When you interpret a musical drama or a live stage event for the Deaf, you have a tremendous responsibility to be clear and precise while honoring the originating spirit of the base text.

Too often on the live stage, you will see interpreters who are ill-prepared for even a rehearsed performance.

Instead of interpreting the meaning — by taking the original English and then translating it to American Sign Language — most interpreters just do a Pidgin Signed English translation and that satisfies nobody because it is not English and it is not ASL.  PSE is merely a meme to an anxious end.

The challenge every interpreter must take on when agreeing to interpret the live performance of a script is to re-imagine the writing in the context of the Deaf Community and then to re-birth that original intention into ASL. 

That is not an easy task.  If a song lyric rhymes in English, an ASL equivalent must be found — or the interpreter is not doing a proper job. 
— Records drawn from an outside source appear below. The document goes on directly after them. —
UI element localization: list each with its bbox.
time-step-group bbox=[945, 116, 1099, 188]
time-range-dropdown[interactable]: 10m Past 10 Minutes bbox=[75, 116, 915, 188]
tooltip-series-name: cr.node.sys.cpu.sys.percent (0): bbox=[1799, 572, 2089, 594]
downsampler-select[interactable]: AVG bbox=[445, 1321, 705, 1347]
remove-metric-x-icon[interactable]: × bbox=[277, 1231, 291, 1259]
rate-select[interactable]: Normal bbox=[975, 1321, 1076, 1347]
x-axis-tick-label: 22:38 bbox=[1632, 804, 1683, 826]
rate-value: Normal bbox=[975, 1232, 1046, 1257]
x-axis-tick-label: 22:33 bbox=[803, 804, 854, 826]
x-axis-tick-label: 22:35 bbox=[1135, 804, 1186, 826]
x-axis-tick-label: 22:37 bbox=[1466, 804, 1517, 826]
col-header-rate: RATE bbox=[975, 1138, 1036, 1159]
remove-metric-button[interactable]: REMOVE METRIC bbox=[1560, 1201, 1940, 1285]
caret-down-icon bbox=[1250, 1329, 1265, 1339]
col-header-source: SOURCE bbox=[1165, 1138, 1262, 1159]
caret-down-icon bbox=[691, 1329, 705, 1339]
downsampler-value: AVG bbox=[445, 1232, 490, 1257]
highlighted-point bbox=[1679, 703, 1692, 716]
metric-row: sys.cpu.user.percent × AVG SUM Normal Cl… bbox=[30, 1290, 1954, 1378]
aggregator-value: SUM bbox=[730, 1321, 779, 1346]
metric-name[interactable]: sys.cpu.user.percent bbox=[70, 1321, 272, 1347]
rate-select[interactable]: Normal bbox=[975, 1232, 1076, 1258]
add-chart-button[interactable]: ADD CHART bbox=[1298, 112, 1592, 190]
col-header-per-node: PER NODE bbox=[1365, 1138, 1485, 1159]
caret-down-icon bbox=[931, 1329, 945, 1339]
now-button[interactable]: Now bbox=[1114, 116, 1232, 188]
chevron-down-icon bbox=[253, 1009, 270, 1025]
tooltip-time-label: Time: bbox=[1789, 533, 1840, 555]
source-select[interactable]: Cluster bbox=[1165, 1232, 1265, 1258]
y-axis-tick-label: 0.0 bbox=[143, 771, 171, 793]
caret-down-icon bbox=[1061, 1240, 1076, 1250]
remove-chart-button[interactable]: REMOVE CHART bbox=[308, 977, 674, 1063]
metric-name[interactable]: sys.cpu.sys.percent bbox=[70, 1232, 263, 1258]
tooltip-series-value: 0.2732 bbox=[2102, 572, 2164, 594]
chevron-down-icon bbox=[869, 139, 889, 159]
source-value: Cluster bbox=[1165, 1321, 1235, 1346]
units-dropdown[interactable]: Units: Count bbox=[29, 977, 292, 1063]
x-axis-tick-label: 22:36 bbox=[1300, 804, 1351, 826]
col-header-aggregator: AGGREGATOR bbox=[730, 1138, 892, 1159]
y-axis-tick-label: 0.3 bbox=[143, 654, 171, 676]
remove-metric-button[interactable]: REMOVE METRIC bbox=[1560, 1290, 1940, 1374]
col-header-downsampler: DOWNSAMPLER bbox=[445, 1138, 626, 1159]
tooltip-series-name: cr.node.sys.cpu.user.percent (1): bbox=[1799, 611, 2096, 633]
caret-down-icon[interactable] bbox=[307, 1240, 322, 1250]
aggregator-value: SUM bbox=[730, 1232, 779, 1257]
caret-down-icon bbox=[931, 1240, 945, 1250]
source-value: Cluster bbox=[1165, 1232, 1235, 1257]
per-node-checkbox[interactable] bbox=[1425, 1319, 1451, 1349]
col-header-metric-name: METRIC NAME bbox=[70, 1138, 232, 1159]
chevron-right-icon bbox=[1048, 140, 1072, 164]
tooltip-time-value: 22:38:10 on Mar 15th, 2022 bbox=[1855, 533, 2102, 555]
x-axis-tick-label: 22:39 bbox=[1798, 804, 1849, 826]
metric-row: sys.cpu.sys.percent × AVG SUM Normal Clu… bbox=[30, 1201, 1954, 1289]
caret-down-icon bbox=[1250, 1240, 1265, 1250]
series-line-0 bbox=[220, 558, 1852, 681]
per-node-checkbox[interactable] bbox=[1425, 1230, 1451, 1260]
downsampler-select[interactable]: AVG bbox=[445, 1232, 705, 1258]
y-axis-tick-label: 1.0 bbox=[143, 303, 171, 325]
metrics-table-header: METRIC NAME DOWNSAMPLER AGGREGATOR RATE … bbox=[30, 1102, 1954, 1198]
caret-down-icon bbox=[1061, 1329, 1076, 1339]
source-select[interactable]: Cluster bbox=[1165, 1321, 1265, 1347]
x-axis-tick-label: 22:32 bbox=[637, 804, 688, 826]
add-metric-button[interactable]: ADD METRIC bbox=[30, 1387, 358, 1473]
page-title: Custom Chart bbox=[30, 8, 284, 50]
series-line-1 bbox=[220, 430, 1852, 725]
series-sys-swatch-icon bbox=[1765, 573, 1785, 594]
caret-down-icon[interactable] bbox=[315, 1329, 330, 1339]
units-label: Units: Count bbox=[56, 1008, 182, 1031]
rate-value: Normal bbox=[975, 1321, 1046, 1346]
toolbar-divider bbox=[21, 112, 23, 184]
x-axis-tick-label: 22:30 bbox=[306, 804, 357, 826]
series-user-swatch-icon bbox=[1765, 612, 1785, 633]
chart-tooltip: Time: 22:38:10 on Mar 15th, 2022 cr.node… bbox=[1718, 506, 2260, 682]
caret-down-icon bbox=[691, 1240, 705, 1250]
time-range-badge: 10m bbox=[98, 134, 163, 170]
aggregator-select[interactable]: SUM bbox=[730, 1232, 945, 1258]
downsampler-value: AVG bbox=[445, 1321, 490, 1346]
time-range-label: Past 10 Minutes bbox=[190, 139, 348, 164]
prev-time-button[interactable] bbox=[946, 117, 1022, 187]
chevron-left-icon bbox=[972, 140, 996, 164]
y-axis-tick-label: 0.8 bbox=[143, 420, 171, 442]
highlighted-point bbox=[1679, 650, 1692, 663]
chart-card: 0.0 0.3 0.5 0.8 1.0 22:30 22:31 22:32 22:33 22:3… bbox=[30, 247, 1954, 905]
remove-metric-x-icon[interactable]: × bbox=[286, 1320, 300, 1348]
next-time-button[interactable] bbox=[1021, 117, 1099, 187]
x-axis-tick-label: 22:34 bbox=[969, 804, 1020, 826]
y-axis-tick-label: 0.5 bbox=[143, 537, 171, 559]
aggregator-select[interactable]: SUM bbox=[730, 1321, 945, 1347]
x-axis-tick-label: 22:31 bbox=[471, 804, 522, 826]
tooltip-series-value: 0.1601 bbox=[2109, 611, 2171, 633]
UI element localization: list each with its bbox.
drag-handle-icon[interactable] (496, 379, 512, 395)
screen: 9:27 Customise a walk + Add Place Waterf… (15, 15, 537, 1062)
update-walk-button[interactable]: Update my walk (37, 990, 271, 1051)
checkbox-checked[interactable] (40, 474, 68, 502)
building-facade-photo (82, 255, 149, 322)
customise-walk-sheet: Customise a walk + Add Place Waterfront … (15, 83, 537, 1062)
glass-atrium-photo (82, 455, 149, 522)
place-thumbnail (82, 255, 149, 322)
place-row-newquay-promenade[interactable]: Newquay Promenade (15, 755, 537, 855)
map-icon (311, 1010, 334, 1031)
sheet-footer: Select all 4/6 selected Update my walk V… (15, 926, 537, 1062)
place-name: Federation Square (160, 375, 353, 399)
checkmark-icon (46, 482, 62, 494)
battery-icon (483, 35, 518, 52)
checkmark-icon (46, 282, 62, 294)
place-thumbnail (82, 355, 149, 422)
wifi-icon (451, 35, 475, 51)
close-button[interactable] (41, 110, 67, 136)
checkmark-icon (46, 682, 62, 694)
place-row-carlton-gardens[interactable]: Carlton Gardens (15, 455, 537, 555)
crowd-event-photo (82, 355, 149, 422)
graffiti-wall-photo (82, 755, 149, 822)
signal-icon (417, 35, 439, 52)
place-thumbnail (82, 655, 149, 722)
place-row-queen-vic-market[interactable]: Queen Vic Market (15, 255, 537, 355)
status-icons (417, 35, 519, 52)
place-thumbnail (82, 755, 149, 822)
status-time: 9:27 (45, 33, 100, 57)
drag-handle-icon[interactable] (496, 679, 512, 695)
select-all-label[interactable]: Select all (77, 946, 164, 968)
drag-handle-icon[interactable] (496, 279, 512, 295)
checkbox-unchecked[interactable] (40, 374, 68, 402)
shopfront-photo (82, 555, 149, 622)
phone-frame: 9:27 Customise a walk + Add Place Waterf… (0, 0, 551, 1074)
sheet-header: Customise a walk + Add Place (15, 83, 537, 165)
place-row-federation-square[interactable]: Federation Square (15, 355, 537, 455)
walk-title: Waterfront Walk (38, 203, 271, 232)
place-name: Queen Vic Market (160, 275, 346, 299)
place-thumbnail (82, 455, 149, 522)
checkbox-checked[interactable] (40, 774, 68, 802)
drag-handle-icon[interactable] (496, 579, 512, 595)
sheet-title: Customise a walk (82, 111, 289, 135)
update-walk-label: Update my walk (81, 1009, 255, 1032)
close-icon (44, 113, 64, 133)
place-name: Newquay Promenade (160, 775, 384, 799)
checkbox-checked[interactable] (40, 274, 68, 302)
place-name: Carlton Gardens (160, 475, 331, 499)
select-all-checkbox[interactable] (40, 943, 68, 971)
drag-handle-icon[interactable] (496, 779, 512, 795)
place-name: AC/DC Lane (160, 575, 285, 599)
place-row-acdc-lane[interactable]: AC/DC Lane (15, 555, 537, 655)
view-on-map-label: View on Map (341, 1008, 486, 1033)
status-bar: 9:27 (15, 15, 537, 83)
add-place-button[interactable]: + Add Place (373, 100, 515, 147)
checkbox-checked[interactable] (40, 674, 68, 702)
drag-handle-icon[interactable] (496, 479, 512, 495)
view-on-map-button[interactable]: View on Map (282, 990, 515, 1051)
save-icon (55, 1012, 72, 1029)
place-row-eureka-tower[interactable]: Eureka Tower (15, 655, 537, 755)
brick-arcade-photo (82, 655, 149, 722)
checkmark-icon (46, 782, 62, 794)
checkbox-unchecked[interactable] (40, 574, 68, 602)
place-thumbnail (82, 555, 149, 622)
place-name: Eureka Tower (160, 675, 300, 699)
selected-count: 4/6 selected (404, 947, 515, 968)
It is never good enough or barely acceptable enough to do a straight PSE
translation of any text in performance for a Deaf audience but, unfortunately today, the first withering in a stressed and compressing world is doing things the right way as the easier route takes precedence — even at the expense of true meaning and a wholesome and fulfilling understanding of the performance in context.


  1. It’s really sad when language is butchered in any way and cheapened to make it easier for the conveyor of the language. It would be like using Google Translate to translate a Russian romance novel.

  2. Love this article, David. Who would think such things happen? You would think the interpreters would be doing right from scratch. Good warning to know

  3. Yes, one would think a great amount of effort would go into making the interpretation match the performance, Anne, but that rarely happens because it takes tons of time, effort, individual practice and group rehearsal.